Monday dawned clear and cold. Poorer
by $380 for two engine overhauls and several smaller jobs on Saturday, Gus
tried for the hundredth time to remember some detail he hadn't told Eldon
about the holdup. The phone broke his revery.
"I'll be right there, Mrs. Starke,"
promised Gus when the voice paused briefly.
Glad to have something to do, he made
sure there was a good battery aboard his tow truck, and drove to the Sunrise
Supermarket. Mrs. Starke's compact, immobilized by a defunct battery, was
brought back to life with a rental battery. As Gus was packing up his tools,
another engine fired up nearby in the huge parking lot.
Its clank-clank was familiar.
The car was a '63 Cadillac in the next
bay. As it moved out, the license plate came into view, but it was so
mud-smeared as to be unreadable. Gus got into the tow truck in a hurry, and
followed the car.
A woman was driving at an
easy-to-trail speed. Ten minutes later she pulled up in the driveway of a
modest ranch house.
"Not bad sleuthing, Gus," admitted
Eldon a couple of hours later. "But you must be wrong about that noise. The
car belongs to a Harry Stoner, shop manager at the Hargrave plant. He has a
good reputation and he was working with a half a dozen other men when you
were held up. In fact, he works the night shift every Friday night."

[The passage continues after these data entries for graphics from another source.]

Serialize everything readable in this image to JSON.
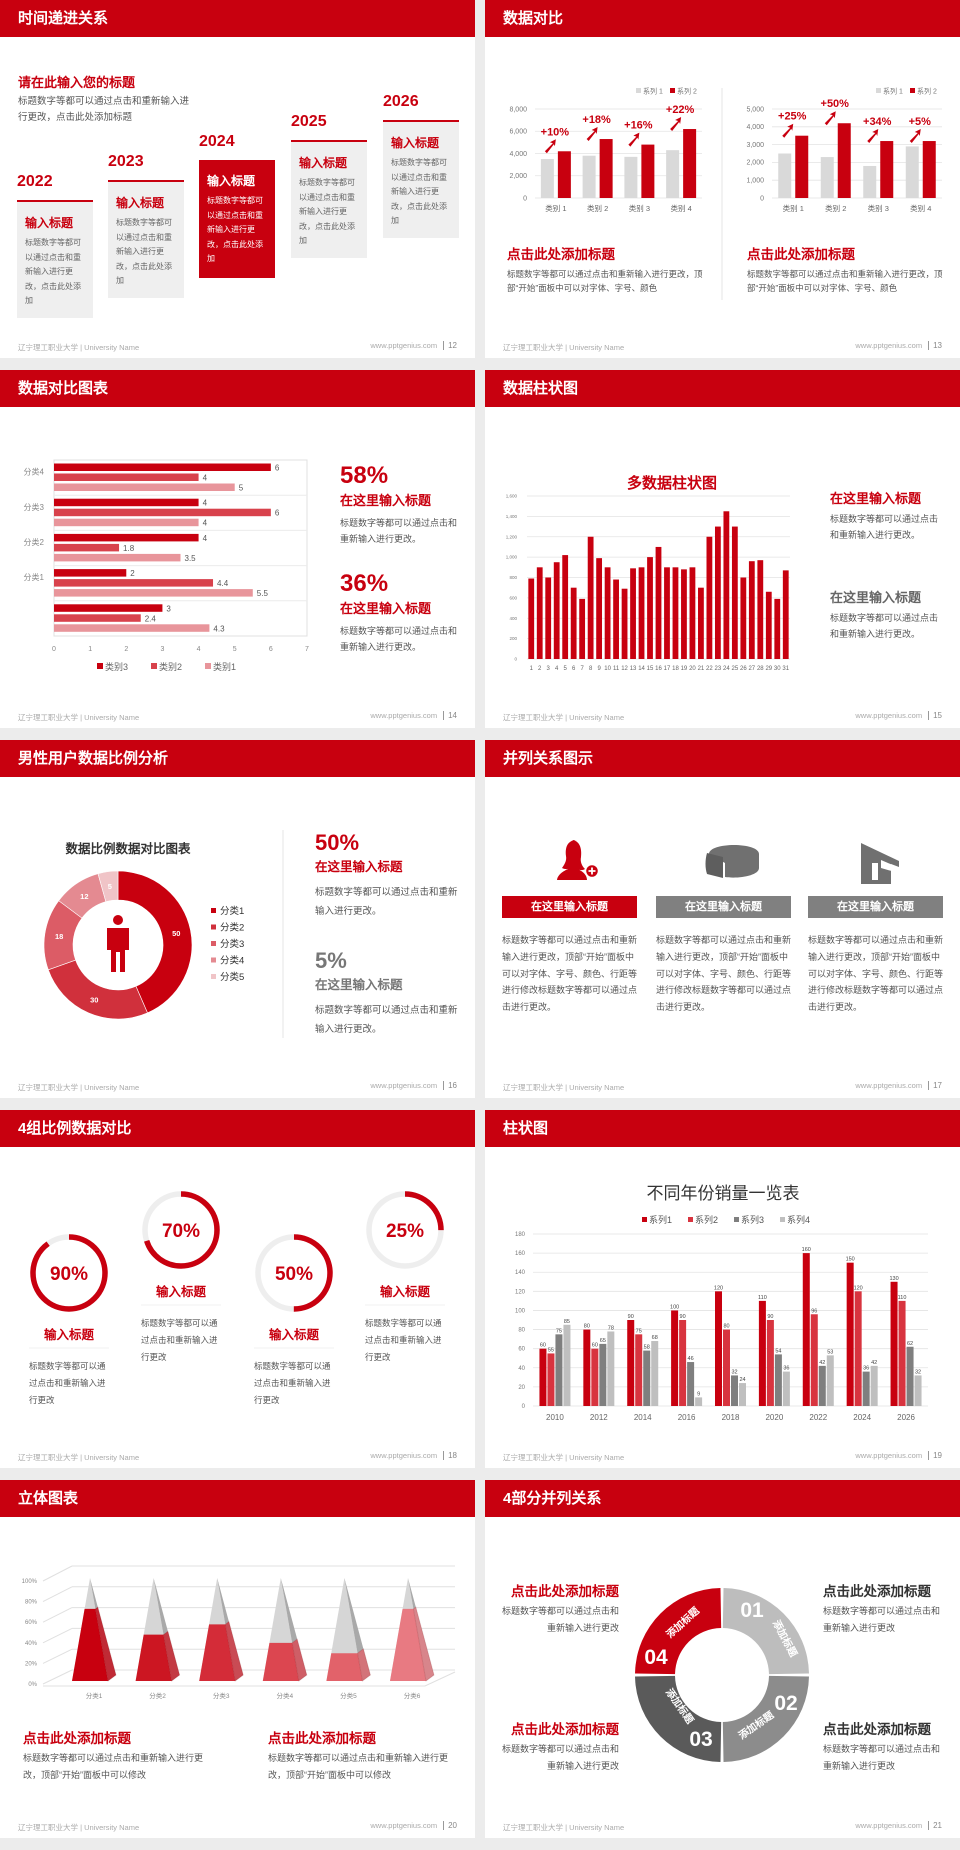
{
  "footer": {
    "school": "辽宁理工职业大学 | University Name",
    "site": "www.pptgenius.com"
  },
  "colors": {
    "primary": "#c8000f",
    "gray": "#808080",
    "light_gray": "#d9d9d9",
    "dark_gray": "#5a5a5a"
  },
  "s12": {
    "page": "12",
    "title": "时间递进关系",
    "heading": "请在此输入您的标题",
    "desc": "标题数字等都可以通过点击和重新输入进行更改，点击此处添加标题",
    "active_index": 2,
    "items": [
      {
        "year": "2022",
        "title": "输入标题",
        "text": "标题数字等都可以通过点击和重新输入进行更改，点击此处添加"
      },
      {
        "year": "2023",
        "title": "输入标题",
        "text": "标题数字等都可以通过点击和重新输入进行更改，点击此处添加"
      },
      {
        "year": "2024",
        "title": "输入标题",
        "text": "标题数字等都可以通过点击和重新输入进行更改，点击此处添加"
      },
      {
        "year": "2025",
        "title": "输入标题",
        "text": "标题数字等都可以通过点击和重新输入进行更改，点击此处添加"
      },
      {
        "year": "2026",
        "title": "输入标题",
        "text": "标题数字等都可以通过点击和重新输入进行更改，点击此处添加"
      }
    ]
  },
  "s13": {
    "page": "13",
    "title": "数据对比",
    "blocks": [
      {
        "title": "点击此处添加标题",
        "text": "标题数字等都可以通过点击和重新输入进行更改，顶部“开始”面板中可以对字体、字号、颜色"
      },
      {
        "title": "点击此处添加标题",
        "text": "标题数字等都可以通过点击和重新输入进行更改，顶部“开始”面板中可以对字体、字号、颜色"
      }
    ]
  },
  "s14": {
    "page": "14",
    "title": "数据对比图表",
    "stats": [
      {
        "value": "58%",
        "heading": "在这里输入标题",
        "text": "标题数字等都可以通过点击和重新输入进行更改。"
      },
      {
        "value": "36%",
        "heading": "在这里输入标题",
        "text": "标题数字等都可以通过点击和重新输入进行更改。"
      }
    ]
  },
  "s15": {
    "page": "15",
    "title": "数据柱状图",
    "blocks": [
      {
        "heading": "在这里输入标题",
        "text": "标题数字等都可以通过点击和重新输入进行更改。"
      },
      {
        "heading": "在这里输入标题",
        "text": "标题数字等都可以通过点击和重新输入进行更改。"
      }
    ]
  },
  "s16": {
    "page": "16",
    "title": "男性用户数据比例分析",
    "stats": [
      {
        "value": "50%",
        "heading": "在这里输入标题",
        "text": "标题数字等都可以通过点击和重新输入进行更改。"
      },
      {
        "value": "5%",
        "heading": "在这里输入标题",
        "text": "标题数字等都可以通过点击和重新输入进行更改。"
      }
    ]
  },
  "s17": {
    "page": "17",
    "title": "并列关系图示",
    "columns": [
      {
        "icon": "female-user-add-icon",
        "header": "在这里输入标题",
        "text": "标题数字等都可以通过点击和重新输入进行更改，顶部“开始”面板中可以对字体、字号、颜色、行距等进行修改标题数字等都可以通过点击进行更改。"
      },
      {
        "icon": "pie-chart-icon",
        "header": "在这里输入标题",
        "text": "标题数字等都可以通过点击和重新输入进行更改，顶部“开始”面板中可以对字体、字号、颜色、行距等进行修改标题数字等都可以通过点击进行更改。"
      },
      {
        "icon": "house-icon",
        "header": "在这里输入标题",
        "text": "标题数字等都可以通过点击和重新输入进行更改，顶部“开始”面板中可以对字体、字号、颜色、行距等进行修改标题数字等都可以通过点击进行更改。"
      }
    ]
  },
  "s18": {
    "page": "18",
    "title": "4组比例数据对比",
    "rings": [
      {
        "label": "90%",
        "percent": 90,
        "title": "输入标题",
        "text": "标题数字等都可以通过点击和重新输入进行更改"
      },
      {
        "label": "70%",
        "percent": 70,
        "title": "输入标题",
        "text": "标题数字等都可以通过点击和重新输入进行更改"
      },
      {
        "label": "50%",
        "percent": 50,
        "title": "输入标题",
        "text": "标题数字等都可以通过点击和重新输入进行更改"
      },
      {
        "label": "25%",
        "percent": 25,
        "title": "输入标题",
        "text": "标题数字等都可以通过点击和重新输入进行更改"
      }
    ]
  },
  "s19": {
    "page": "19",
    "title": "柱状图"
  },
  "s20": {
    "page": "20",
    "title": "立体图表",
    "blocks": [
      {
        "title": "点击此处添加标题",
        "text": "标题数字等都可以通过点击和重新输入进行更改，顶部“开始”面板中可以修改"
      },
      {
        "title": "点击此处添加标题",
        "text": "标题数字等都可以通过点击和重新输入进行更改，顶部“开始”面板中可以修改"
      }
    ]
  },
  "s21": {
    "page": "21",
    "title": "4部分并列关系",
    "segments": [
      {
        "number": "01",
        "label": "添加标题",
        "color": "#bdbdbd"
      },
      {
        "number": "02",
        "label": "添加标题",
        "color": "#8c8c8c"
      },
      {
        "number": "03",
        "label": "添加标题",
        "color": "#5a5a5a"
      },
      {
        "number": "04",
        "label": "添加标题",
        "color": "#c8000f"
      }
    ],
    "blocks": [
      {
        "heading": "点击此处添加标题",
        "text": "标题数字等都可以通过点击和重新输入进行更改"
      },
      {
        "heading": "点击此处添加标题",
        "text": "标题数字等都可以通过点击和重新输入进行更改"
      },
      {
        "heading": "点击此处添加标题",
        "text": "标题数字等都可以通过点击和重新输入进行更改"
      },
      {
        "heading": "点击此处添加标题",
        "text": "标题数字等都可以通过点击和重新输入进行更改"
      }
    ]
  },
  "chart_data": [
    {
      "type": "bar",
      "categories": [
        "类别 1",
        "类别 2",
        "类别 3",
        "类别 4"
      ],
      "series": [
        {
          "name": "系列 1",
          "values": [
            3500,
            3800,
            3700,
            4300
          ]
        },
        {
          "name": "系列 2",
          "values": [
            4200,
            5300,
            4800,
            6200
          ]
        }
      ],
      "annotations": [
        "+10%",
        "+18%",
        "+16%",
        "+22%"
      ],
      "ylim": [
        0,
        8000
      ],
      "yticks": [
        "0",
        "2,000",
        "4,000",
        "6,000",
        "8,000"
      ],
      "grid": true,
      "legend": "top-right"
    },
    {
      "type": "bar",
      "categories": [
        "类别 1",
        "类别 2",
        "类别 3",
        "类别 4"
      ],
      "series": [
        {
          "name": "系列 1",
          "values": [
            2500,
            2300,
            1800,
            2900
          ]
        },
        {
          "name": "系列 2",
          "values": [
            3500,
            4200,
            3200,
            3200
          ]
        }
      ],
      "annotations": [
        "+25%",
        "+50%",
        "+34%",
        "+5%"
      ],
      "ylim": [
        0,
        5000
      ],
      "yticks": [
        "0",
        "1,000",
        "2,000",
        "3,000",
        "4,000",
        "5,000"
      ],
      "grid": true,
      "legend": "top-right"
    },
    {
      "type": "bar",
      "orientation": "horizontal",
      "categories": [
        "分类4",
        "分类3",
        "分类2",
        "分类1",
        ""
      ],
      "series": [
        {
          "name": "类别3",
          "values": [
            6,
            4,
            4,
            2,
            3
          ]
        },
        {
          "name": "类别2",
          "values": [
            4,
            6,
            1.8,
            4.4,
            2.4
          ]
        },
        {
          "name": "类别1",
          "values": [
            5,
            4,
            3.5,
            5.5,
            4.3
          ]
        }
      ],
      "xlim": [
        0,
        7
      ],
      "xticks": [
        "0",
        "1",
        "2",
        "3",
        "4",
        "5",
        "6",
        "7"
      ],
      "legend": "bottom"
    },
    {
      "type": "bar",
      "title": "多数据柱状图",
      "categories": [
        "1",
        "2",
        "3",
        "4",
        "5",
        "6",
        "7",
        "8",
        "9",
        "10",
        "11",
        "12",
        "13",
        "14",
        "15",
        "16",
        "17",
        "18",
        "19",
        "20",
        "21",
        "22",
        "23",
        "24",
        "25",
        "26",
        "27",
        "28",
        "29",
        "30",
        "31"
      ],
      "series": [
        {
          "values": [
            790,
            900,
            800,
            950,
            1020,
            700,
            590,
            1200,
            990,
            900,
            780,
            690,
            890,
            900,
            1000,
            1100,
            900,
            900,
            880,
            900,
            700,
            1200,
            1300,
            1450,
            1300,
            800,
            960,
            970,
            660,
            590,
            870
          ]
        }
      ],
      "ylim": [
        0,
        1600
      ],
      "yticks": [
        "0",
        "200",
        "400",
        "600",
        "800",
        "1,000",
        "1,200",
        "1,400",
        "1,600"
      ],
      "grid": true
    },
    {
      "type": "pie",
      "variant": "donut",
      "title": "数据比例数据对比图表",
      "categories": [
        "分类1",
        "分类2",
        "分类3",
        "分类4",
        "分类5"
      ],
      "values": [
        50,
        30,
        18,
        12,
        5
      ],
      "colors": [
        "#c8000f",
        "#d0303c",
        "#dc5c66",
        "#e48a91",
        "#f0c4c7"
      ],
      "legend": "right"
    },
    {
      "type": "bar",
      "title": "不同年份销量一览表",
      "categories": [
        "2010",
        "2012",
        "2014",
        "2016",
        "2018",
        "2020",
        "2022",
        "2024",
        "2026"
      ],
      "series": [
        {
          "name": "系列1",
          "values": [
            60,
            80,
            90,
            100,
            120,
            110,
            160,
            150,
            130
          ]
        },
        {
          "name": "系列2",
          "values": [
            55,
            60,
            75,
            90,
            80,
            90,
            96,
            120,
            110
          ]
        },
        {
          "name": "系列3",
          "values": [
            75,
            65,
            58,
            46,
            32,
            54,
            42,
            36,
            62
          ]
        },
        {
          "name": "系列4",
          "values": [
            85,
            78,
            68,
            9,
            24,
            36,
            53,
            42,
            32
          ]
        }
      ],
      "colors": [
        "#c8000f",
        "#d8343f",
        "#7f7f7f",
        "#bfbfbf"
      ],
      "ylim": [
        0,
        180
      ],
      "yticks": [
        "0",
        "20",
        "40",
        "60",
        "80",
        "100",
        "120",
        "140",
        "160",
        "180"
      ],
      "grid": true,
      "legend": "top"
    },
    {
      "type": "bar",
      "variant": "3d-pyramid-stacked-percent",
      "categories": [
        "分类1",
        "分类2",
        "分类3",
        "分类4",
        "分类5",
        "分类6"
      ],
      "values": [
        70,
        45,
        55,
        37,
        27,
        70
      ],
      "ylim": [
        0,
        100
      ],
      "yticks": [
        "0%",
        "20%",
        "40%",
        "60%",
        "80%",
        "100%"
      ],
      "grid": true
    }
  ]
}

"Find out who's borrowing his car,
then," urged Gus. "I was almost sure from the first that the noise in the
alley was from a Caddy. Now I know it was. That one."
"Okay," said Eldon. "I'll check it."
When the Chief's car arrived outside
the Model Garage for the second time, a squat bear of a man followed him
inside.
"Gus, meet Harry Stoner. You were so
sure of yourself that I asked him what man at Hargraves got high-pitched or
giggly when excited. He gave me two names.
"One of those fellows told me calmly
where he was last Friday night. The other went green and tried to make a
break. We collared him. His key chain had an extra key - for the Caddy.
Stoner left the keys in it one night, so this character made himself a
duplicate and set out to do a little armed moonlighting, thinking that if
the car were spotted it couldn't be traced to him. We found a lot of money
in his room. Could you say how many of what bills you lost?"
"Four fifties, 11 tens, 14 fives,"
returned Gus crisply. "With two red rubber bands around the bundle."
"Uh-huh, we found it. You'll get it
back, Gus, and much obliged for the assist."
"Look," said Stoner. "The Chief said
you knew that noise came from a Caddy. So for the love of Pete, what makes
it?"
Gus laughed. "Nothing fatal. It's the
water-pump bearing. I know," Gus went on as Stoner opened his mouth. "It
doesn't even leak - yet. But on Caddies up to '63, that bearing is small for
its job, and when it wears you get that slam-clank, with nothing to show
what's causing it."
Stoner sighed. "It nearly drove me
nuts. You've done me a real favor. Thanks."
"You're welcome. I owed you one."
"You did? What have I done for you?"
"Put up with that noise in your car
long enough," returned Gus with a grin, "to save me a fistful of dough."